As this is the third book in Joshua Gayou’s Commune Series, I thought I’d take a look back at my reviews of the first two installments. Of the first book I said it was an “excellent first book by a new author.” By the second book, I had dropped the “by a new author” caveat and said that it was simply remarkable. And now, with Commune Book 3, I can faithfully say it is extraordinary. And I’ll add that I believe it is on par with some of the best writers I’ve read, and easily surpasses just about anything else I’ve ever read in the post-apacolyptic genre.

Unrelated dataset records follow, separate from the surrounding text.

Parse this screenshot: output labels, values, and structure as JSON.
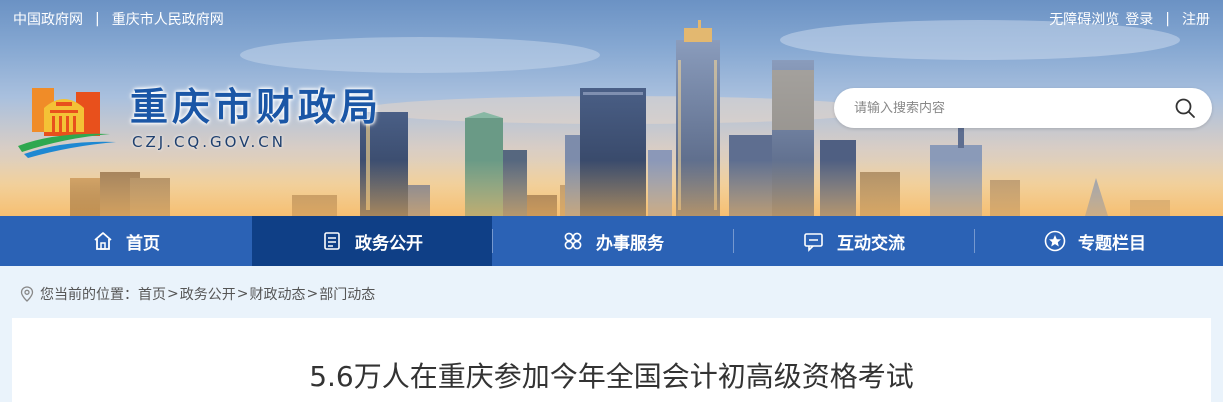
{
  "top_links": {
    "left": [
      "中国政府网",
      "重庆市人民政府网"
    ],
    "separator": "|",
    "accessibility": "无障碍浏览",
    "login": "登录",
    "register": "注册"
  },
  "logo": {
    "title": "重庆市财政局",
    "domain": "CZJ.CQ.GOV.CN"
  },
  "search": {
    "placeholder": "请输入搜索内容"
  },
  "nav": {
    "items": [
      {
        "label": "首页",
        "icon": "home-icon"
      },
      {
        "label": "政务公开",
        "icon": "document-list-icon",
        "active": true
      },
      {
        "label": "办事服务",
        "icon": "services-grid-icon"
      },
      {
        "label": "互动交流",
        "icon": "chat-icon"
      },
      {
        "label": "专题栏目",
        "icon": "star-circle-icon"
      }
    ]
  },
  "breadcrumb": {
    "prefix": "您当前的位置：",
    "items": [
      "首页",
      "政务公开",
      "财政动态",
      "部门动态"
    ],
    "separator": ">"
  },
  "article": {
    "title": "5.6万人在重庆参加今年全国会计初高级资格考试"
  },
  "colors": {
    "nav_bg": "#2b62b5",
    "nav_active": "#0f3f86",
    "logo_blue": "#1a56a6",
    "page_bg": "#eaf3fb"
  }
}
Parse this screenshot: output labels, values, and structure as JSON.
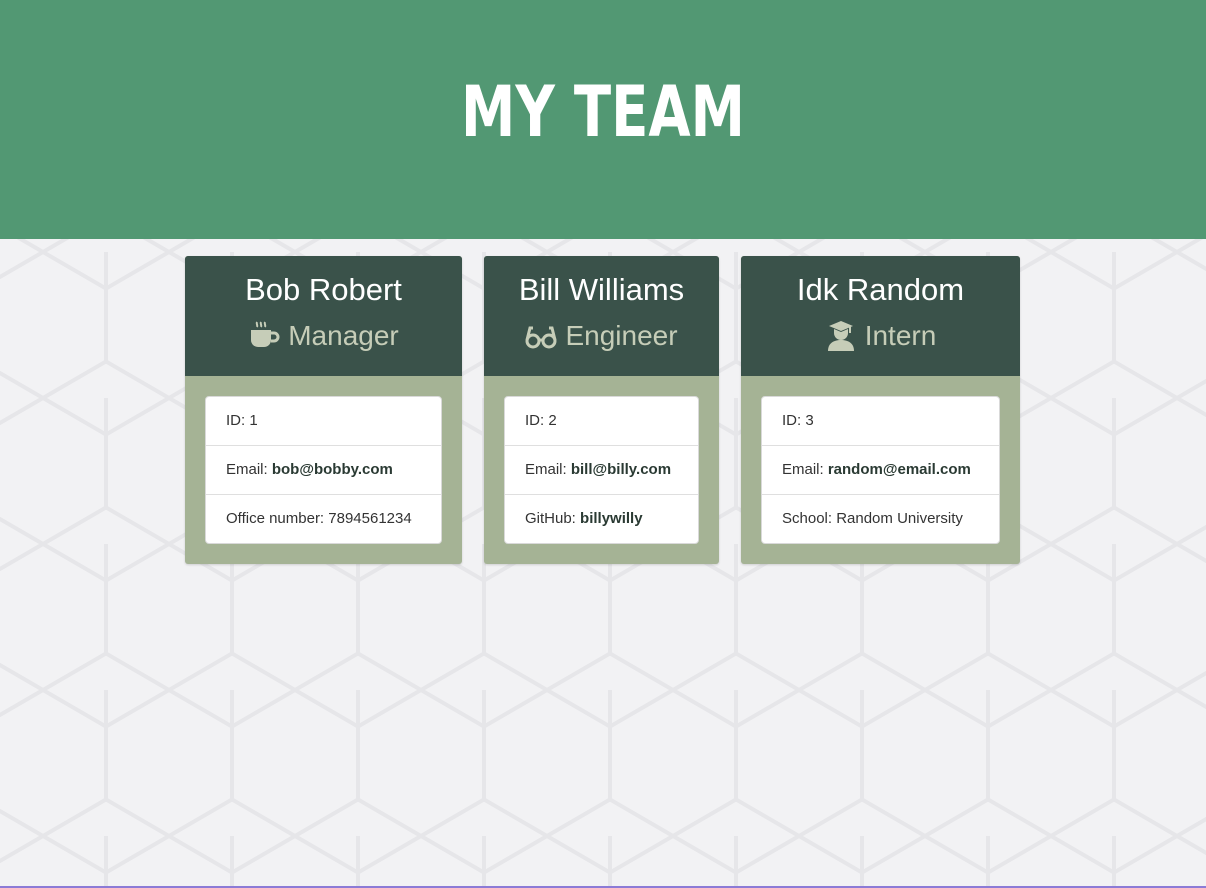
{
  "header": {
    "title": "MY TEAM"
  },
  "colors": {
    "header_bg": "#529873",
    "card_header_bg": "#3a524a",
    "card_body_bg": "#a5b395",
    "role_text": "#c6cdb8"
  },
  "team": [
    {
      "name": "Bob Robert",
      "role": "Manager",
      "icon": "coffee-mug-icon",
      "id_label": "ID: 1",
      "email_label": "Email: ",
      "email": "bob@bobby.com",
      "extra_label": "Office number: 7894561234",
      "extra_value": ""
    },
    {
      "name": "Bill Williams",
      "role": "Engineer",
      "icon": "glasses-icon",
      "id_label": "ID: 2",
      "email_label": "Email: ",
      "email": "bill@billy.com",
      "extra_label": "GitHub: ",
      "extra_value": "billywilly"
    },
    {
      "name": "Idk Random",
      "role": "Intern",
      "icon": "graduate-icon",
      "id_label": "ID: 3",
      "email_label": "Email: ",
      "email": "random@email.com",
      "extra_label": "School: Random University",
      "extra_value": ""
    }
  ]
}
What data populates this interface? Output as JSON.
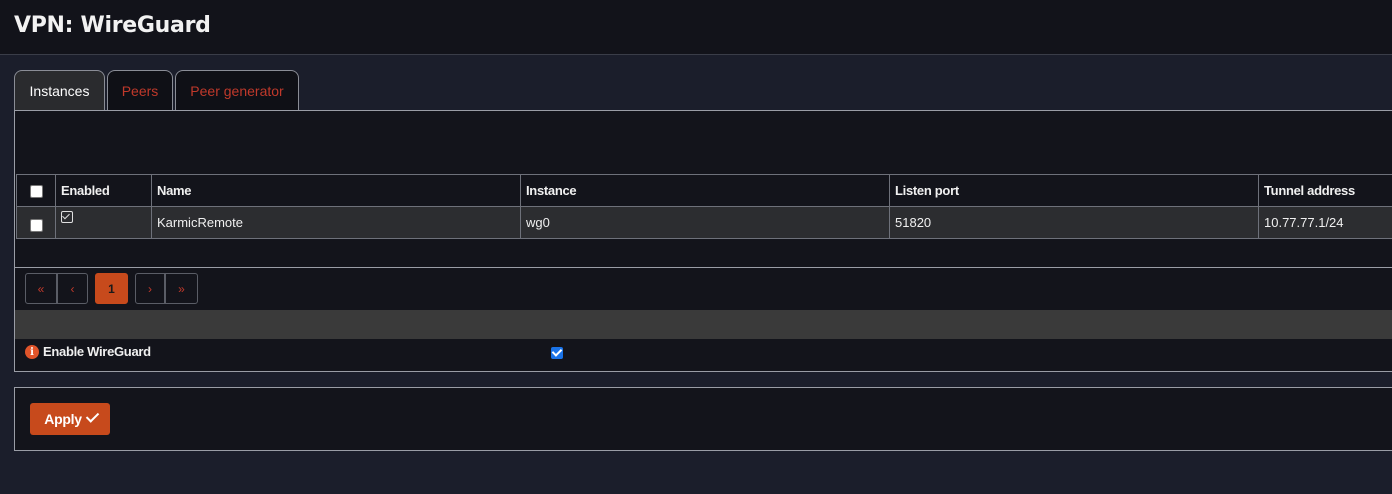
{
  "header": {
    "title": "VPN: WireGuard"
  },
  "tabs": [
    {
      "label": "Instances",
      "active": true
    },
    {
      "label": "Peers",
      "active": false
    },
    {
      "label": "Peer generator",
      "active": false
    }
  ],
  "table": {
    "columns": [
      "Enabled",
      "Name",
      "Instance",
      "Listen port",
      "Tunnel address"
    ],
    "rows": [
      {
        "enabled": true,
        "name": "KarmicRemote",
        "instance": "wg0",
        "listen_port": "51820",
        "tunnel_address": "10.77.77.1/24"
      }
    ]
  },
  "pager": {
    "first": "«",
    "prev": "‹",
    "current": "1",
    "next": "›",
    "last": "»"
  },
  "settings": {
    "enable_wireguard_label": "Enable WireGuard",
    "enable_wireguard_checked": true,
    "info_glyph": "i"
  },
  "actions": {
    "apply_label": "Apply"
  },
  "colors": {
    "accent": "#c74a1c",
    "link": "#c0392b",
    "background": "#1b1e2b"
  }
}
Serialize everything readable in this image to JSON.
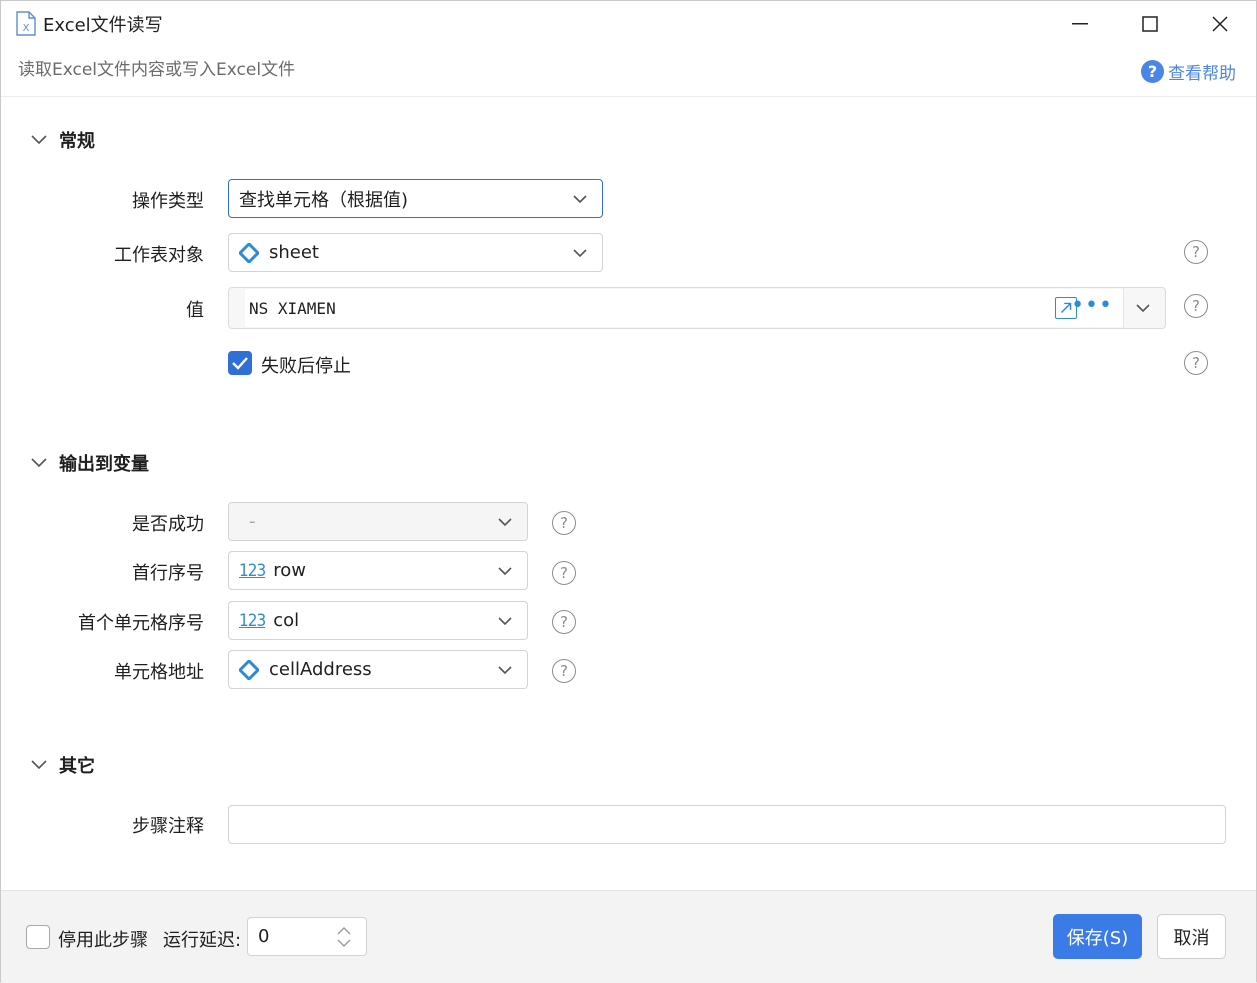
{
  "window": {
    "title": "Excel文件读写",
    "subtitle": "读取Excel文件内容或写入Excel文件",
    "help_label": "查看帮助",
    "help_glyph": "?"
  },
  "sections": {
    "general": {
      "title": "常规",
      "operation_type_label": "操作类型",
      "operation_type_value": "查找单元格（根据值)",
      "worksheet_label": "工作表对象",
      "worksheet_value": "sheet",
      "value_label": "值",
      "value_text": "NS XIAMEN",
      "stop_on_fail_label": "失败后停止",
      "stop_on_fail_checked": true
    },
    "output": {
      "title": "输出到变量",
      "success_label": "是否成功",
      "success_value": "-",
      "first_row_label": "首行序号",
      "first_row_value": "row",
      "first_cell_label": "首个单元格序号",
      "first_cell_value": "col",
      "cell_address_label": "单元格地址",
      "cell_address_value": "cellAddress",
      "number_icon_text": "123"
    },
    "other": {
      "title": "其它",
      "step_note_label": "步骤注释",
      "step_note_value": ""
    }
  },
  "footer": {
    "disable_step_label": "停用此步骤",
    "disable_step_checked": false,
    "run_delay_label": "运行延迟:",
    "run_delay_value": "0",
    "save_label": "保存(S)",
    "cancel_label": "取消"
  },
  "colors": {
    "accent": "#3b7be8",
    "link": "#4a86e8",
    "icon_blue": "#2f8ad6"
  }
}
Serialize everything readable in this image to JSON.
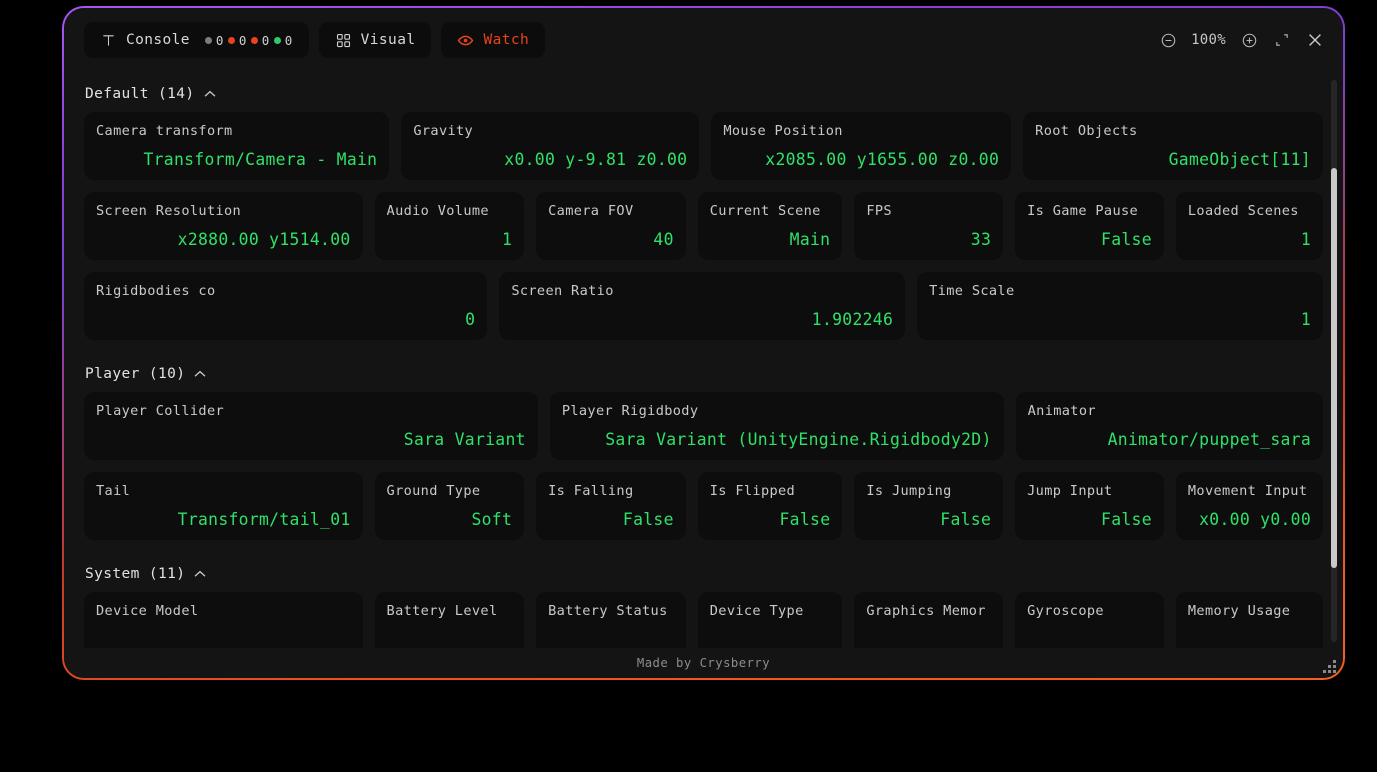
{
  "window": {
    "border_gradient_top": "#a855f7",
    "border_gradient_bottom": "#f4601f",
    "background": "#141414"
  },
  "topbar": {
    "tabs": [
      {
        "id": "console",
        "label": "Console",
        "icon": "text-t-icon",
        "active": false,
        "counters": [
          {
            "color": "#7d7d7d",
            "value": "0"
          },
          {
            "color": "#e8441c",
            "value": "0"
          },
          {
            "color": "#e8441c",
            "value": "0"
          },
          {
            "color": "#31c96a",
            "value": "0"
          }
        ]
      },
      {
        "id": "visual",
        "label": "Visual",
        "icon": "grid-squares-icon",
        "active": false,
        "counters": []
      },
      {
        "id": "watch",
        "label": "Watch",
        "icon": "eye-icon",
        "active": true,
        "counters": []
      }
    ],
    "zoom_out_icon": "minus-circle-icon",
    "zoom_level": "100%",
    "zoom_in_icon": "plus-circle-icon",
    "expand_icon": "expand-corner-icon",
    "close_icon": "close-icon"
  },
  "sections": [
    {
      "id": "default",
      "title": "Default (14)",
      "collapse_icon": "chevron-up-icon",
      "rows": [
        [
          {
            "label": "Camera transform",
            "value": "Transform/Camera - Main",
            "flex": 3.06
          },
          {
            "label": "Gravity",
            "value": "x0.00 y-9.81 z0.00",
            "flex": 2.98
          },
          {
            "label": "Mouse Position",
            "value": "x2085.00 y1655.00 z0.00",
            "flex": 3.0
          },
          {
            "label": "Root Objects",
            "value": "GameObject[11]",
            "flex": 3.0
          }
        ],
        [
          {
            "label": "Screen Resolution",
            "value": "x2880.00 y1514.00",
            "flex": 3.06
          },
          {
            "label": "Audio Volume",
            "value": "1",
            "flex": 1.51
          },
          {
            "label": "Camera FOV",
            "value": "40",
            "flex": 1.51
          },
          {
            "label": "Current Scene",
            "value": "Main",
            "flex": 1.45
          },
          {
            "label": "FPS",
            "value": "33",
            "flex": 1.5
          },
          {
            "label": "Is Game Pause",
            "value": "False",
            "flex": 1.5
          },
          {
            "label": "Loaded Scenes",
            "value": "1",
            "flex": 1.48
          }
        ],
        [
          {
            "label": "Rigidbodies co",
            "value": "0",
            "flex": 1.5
          },
          {
            "label": "Screen Ratio",
            "value": "1.902246",
            "flex": 1.51
          },
          {
            "label": "Time Scale",
            "value": "1",
            "flex": 1.51
          }
        ]
      ]
    },
    {
      "id": "player",
      "title": "Player (10)",
      "collapse_icon": "chevron-up-icon",
      "rows": [
        [
          {
            "label": "Player Collider",
            "value": "Sara Variant",
            "flex": 4.55
          },
          {
            "label": "Player Rigidbody",
            "value": "Sara Variant (UnityEngine.Rigidbody2D)",
            "flex": 4.55
          },
          {
            "label": "Animator",
            "value": "Animator/puppet_sara",
            "flex": 3.0
          }
        ],
        [
          {
            "label": "Tail",
            "value": "Transform/tail_01",
            "flex": 3.06
          },
          {
            "label": "Ground Type",
            "value": "Soft",
            "flex": 1.51
          },
          {
            "label": "Is Falling",
            "value": "False",
            "flex": 1.51
          },
          {
            "label": "Is Flipped",
            "value": "False",
            "flex": 1.45
          },
          {
            "label": "Is Jumping",
            "value": "False",
            "flex": 1.5
          },
          {
            "label": "Jump Input",
            "value": "False",
            "flex": 1.5
          },
          {
            "label": "Movement Input",
            "value": "x0.00 y0.00",
            "flex": 1.48
          }
        ]
      ]
    },
    {
      "id": "system",
      "title": "System (11)",
      "collapse_icon": "chevron-up-icon",
      "rows": [
        [
          {
            "label": "Device Model",
            "value": "",
            "flex": 3.06
          },
          {
            "label": "Battery Level",
            "value": "",
            "flex": 1.51
          },
          {
            "label": "Battery Status",
            "value": "",
            "flex": 1.51
          },
          {
            "label": "Device Type",
            "value": "",
            "flex": 1.45
          },
          {
            "label": "Graphics Memor",
            "value": "",
            "flex": 1.5
          },
          {
            "label": "Gyroscope",
            "value": "",
            "flex": 1.5
          },
          {
            "label": "Memory Usage",
            "value": "",
            "flex": 1.48
          }
        ]
      ]
    }
  ],
  "scrollbar": {
    "thumb_color": "#c9c9c9",
    "track_color": "#262626"
  },
  "footer": {
    "credit": "Made by Crysberry",
    "resize_grip_icon": "resize-grip-icon"
  }
}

That was a long-winded way of saying C3 is the best one so far. In this one, Mr. Gayou shakes things up a bit with a shift in perspective, switching to third-person narrative versus the multiple-POV first person format of the first two books. It’s immediately evident why he has done so. The story world has expanded, to include narrative threads from people and groups beyond the titular commune. But the change in format also gives Gayou the opportunity to fully stretch his wings as a storyteller. And the result is…well, as I said, nothing short of extraordinary. In addition to the commune members we already know, we’re introduced to a host of new characters (and wow, what characters they are!). With the third-person perspective, the author is no longer stuck inside the head of the POV character. This allows him to paint a picture of every scene that is crisp, vivid, and memorable. And the characters are brought to life in technicolor. Now we, the reader, get to see beyond their own narrow perspectives (or their unreliable memories of events, as the previous books were fashioned as re-tellings by each character), and see every side of each conversation, including a drone’s-eye-view of the POV character, his/her behavior, mannerisms and appearance. And Gayou seems to have an inexhaustible supply of character material to draw on, as the depth and detail of these varied personalities is astonishing. And my god are these characters entertaining! From heart-wrenching moments that leave you on the brink of tears, to hilariously disgusting antics that will leave your sides splitting. These are some of the most memorable characters I’ve read.
One gets the sense that Mr. Gayou isn’t simply showing off. He has a rare talent in sketching these people, but there seems to be a profound reason for this, which we can feel ratcheting up tighter and tigher as the story progresses. Everything is coming to a head at some point. And Mr. Gayou is setting us all up for a fall. He’s doing a masterful job of investing us in these people (both the good guys and bad, I might add), so that the stakes are ever higher when the proverbial feces finally hits the fan.
I won’t spoil any of the plot for you (surely you’ve already read C1 and C2 if you’re considering reading Commune 3). I’ll just say that C3 is a riveting continuation of the story line, expands the cast, stress-tests a few of the characters (both old and new), and gives more background on some of the more mysterious cast members.
Commune 3 is extraordinary. If I could give it 6 stars, I would.